Environmental Laboratory, US Army Engineer Research & Development Center, Vicksburg, MS, USA.
College of Management, University of Massachusetts Boston, Boston, MA , USA.
ALTEX. 2019;36(3):353-362. doi: 10.14573/altex.1810181. Epub 2019 Jan 20.

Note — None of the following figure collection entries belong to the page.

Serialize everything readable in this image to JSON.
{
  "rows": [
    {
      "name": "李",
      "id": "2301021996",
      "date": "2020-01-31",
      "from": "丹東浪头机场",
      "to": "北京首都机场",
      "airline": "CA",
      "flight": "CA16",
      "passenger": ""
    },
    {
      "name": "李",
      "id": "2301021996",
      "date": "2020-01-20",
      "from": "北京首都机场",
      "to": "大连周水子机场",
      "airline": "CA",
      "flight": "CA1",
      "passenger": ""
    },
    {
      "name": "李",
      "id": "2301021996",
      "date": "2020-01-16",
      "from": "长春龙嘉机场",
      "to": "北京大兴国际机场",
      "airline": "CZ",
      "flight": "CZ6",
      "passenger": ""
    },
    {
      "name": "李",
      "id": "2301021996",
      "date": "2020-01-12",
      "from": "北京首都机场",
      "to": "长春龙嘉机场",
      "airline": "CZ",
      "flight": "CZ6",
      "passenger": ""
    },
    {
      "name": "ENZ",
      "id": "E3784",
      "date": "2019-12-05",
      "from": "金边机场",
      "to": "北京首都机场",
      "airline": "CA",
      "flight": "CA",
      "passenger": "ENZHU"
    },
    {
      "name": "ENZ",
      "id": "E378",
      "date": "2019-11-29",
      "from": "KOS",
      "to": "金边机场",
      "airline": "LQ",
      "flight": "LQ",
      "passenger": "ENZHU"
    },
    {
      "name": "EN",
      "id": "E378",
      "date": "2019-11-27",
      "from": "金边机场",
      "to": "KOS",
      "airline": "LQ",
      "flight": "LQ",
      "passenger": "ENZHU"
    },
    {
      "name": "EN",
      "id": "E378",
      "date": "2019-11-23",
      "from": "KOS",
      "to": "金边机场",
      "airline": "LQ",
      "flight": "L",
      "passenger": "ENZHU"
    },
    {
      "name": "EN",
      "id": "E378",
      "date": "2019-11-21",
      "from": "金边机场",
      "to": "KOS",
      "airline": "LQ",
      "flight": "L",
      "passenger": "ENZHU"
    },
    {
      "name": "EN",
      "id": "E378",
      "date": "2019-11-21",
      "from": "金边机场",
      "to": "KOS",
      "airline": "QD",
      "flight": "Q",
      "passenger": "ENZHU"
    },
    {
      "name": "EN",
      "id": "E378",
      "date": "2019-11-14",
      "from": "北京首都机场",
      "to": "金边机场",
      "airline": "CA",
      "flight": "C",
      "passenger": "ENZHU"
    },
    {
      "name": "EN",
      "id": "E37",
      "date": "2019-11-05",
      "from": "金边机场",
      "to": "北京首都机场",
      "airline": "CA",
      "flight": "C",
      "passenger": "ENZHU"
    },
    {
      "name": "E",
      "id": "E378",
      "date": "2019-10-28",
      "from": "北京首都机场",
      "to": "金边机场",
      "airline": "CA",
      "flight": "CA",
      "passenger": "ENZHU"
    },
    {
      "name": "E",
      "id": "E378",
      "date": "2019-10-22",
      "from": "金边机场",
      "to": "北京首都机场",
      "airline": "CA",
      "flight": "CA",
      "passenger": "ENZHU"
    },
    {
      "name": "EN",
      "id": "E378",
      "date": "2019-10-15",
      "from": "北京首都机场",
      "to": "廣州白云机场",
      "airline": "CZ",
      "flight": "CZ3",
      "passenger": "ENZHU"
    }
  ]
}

The adverse outcome pathway (AOP) framework is a conceptual construct that mechanistically links molecular initiating events to adverse biological outcomes through a series of causal key events (KEs) that represent the perturbation of the biological system. Quantitative, predictive AOPs are necessary for screening emerging contaminants and potential substitutes to inform their prioritization for testing. In practice, they are not widely used because they can be costly to develop and validate. A modular approach for assembly of quantitative AOPs, based on existing knowledge, would allow for rapid development of biological pathway models to screen contaminants for potential hazards and prioritize them for subsequent testing and modeling. For each pair of KEs, a quantitative KE relationship (KER) can be derived as a response-response function or a conditional probability matrix describing the anticipated change in a KE based on the response of the prior KE. This transfer of response across KERs can be used to assemble a quantitative AOP. Here we demonstrate the use of proposed approach in two cases: inhibition of cytochrome P450 aromatase leading to reduced fecundity in fathead minnows and ionic glutamate receptor mediated excitotoxicity leading to memory impairment in rodents. The model created from these chains have value in characterizing the pathway and the potential or relative level of toxicological effect anticipated. This approach to simplistic, modular AOP models has wide applicability for rapid development of biological pathway models.
不良结局途径(AOP)框架是一个概念性结构,通过一系列代表生物系统扰动的因果关键事件(KE),将分子起始事件与不良生物学结局在机制上联系起来。定量的、可预测的 AOP 对于筛选新兴污染物和潜在替代品以告知其测试优先级是必要的。但实际上,由于开发和验证成本高,它们并未得到广泛应用。基于现有知识,组装定量 AOP 的模块化方法将允许快速开发生物途径模型,以筛选污染物的潜在危害,并对其进行后续测试和建模进行优先级排序。对于每对 KEs,可以推导出一个定量 KE 关系(KER),作为响应-响应函数或条件概率矩阵,描述基于前一个 KE 的响应,预期 KE 发生的变化。这种跨越 KER 的响应传递可用于组装定量 AOP。在这里,我们在两个案例中演示了该方法的应用:抑制细胞色素 P450 芳香酶导致翻车鱼繁殖力降低,以及离子型谷氨酸受体介导的兴奋性毒性导致啮齿动物记忆力受损。从这些链条中创建的模型在描述途径和预期的毒性作用的潜在或相对水平方面具有价值。这种简单的、模块化的 AOP 模型方法具有快速开发生物途径模型的广泛适用性。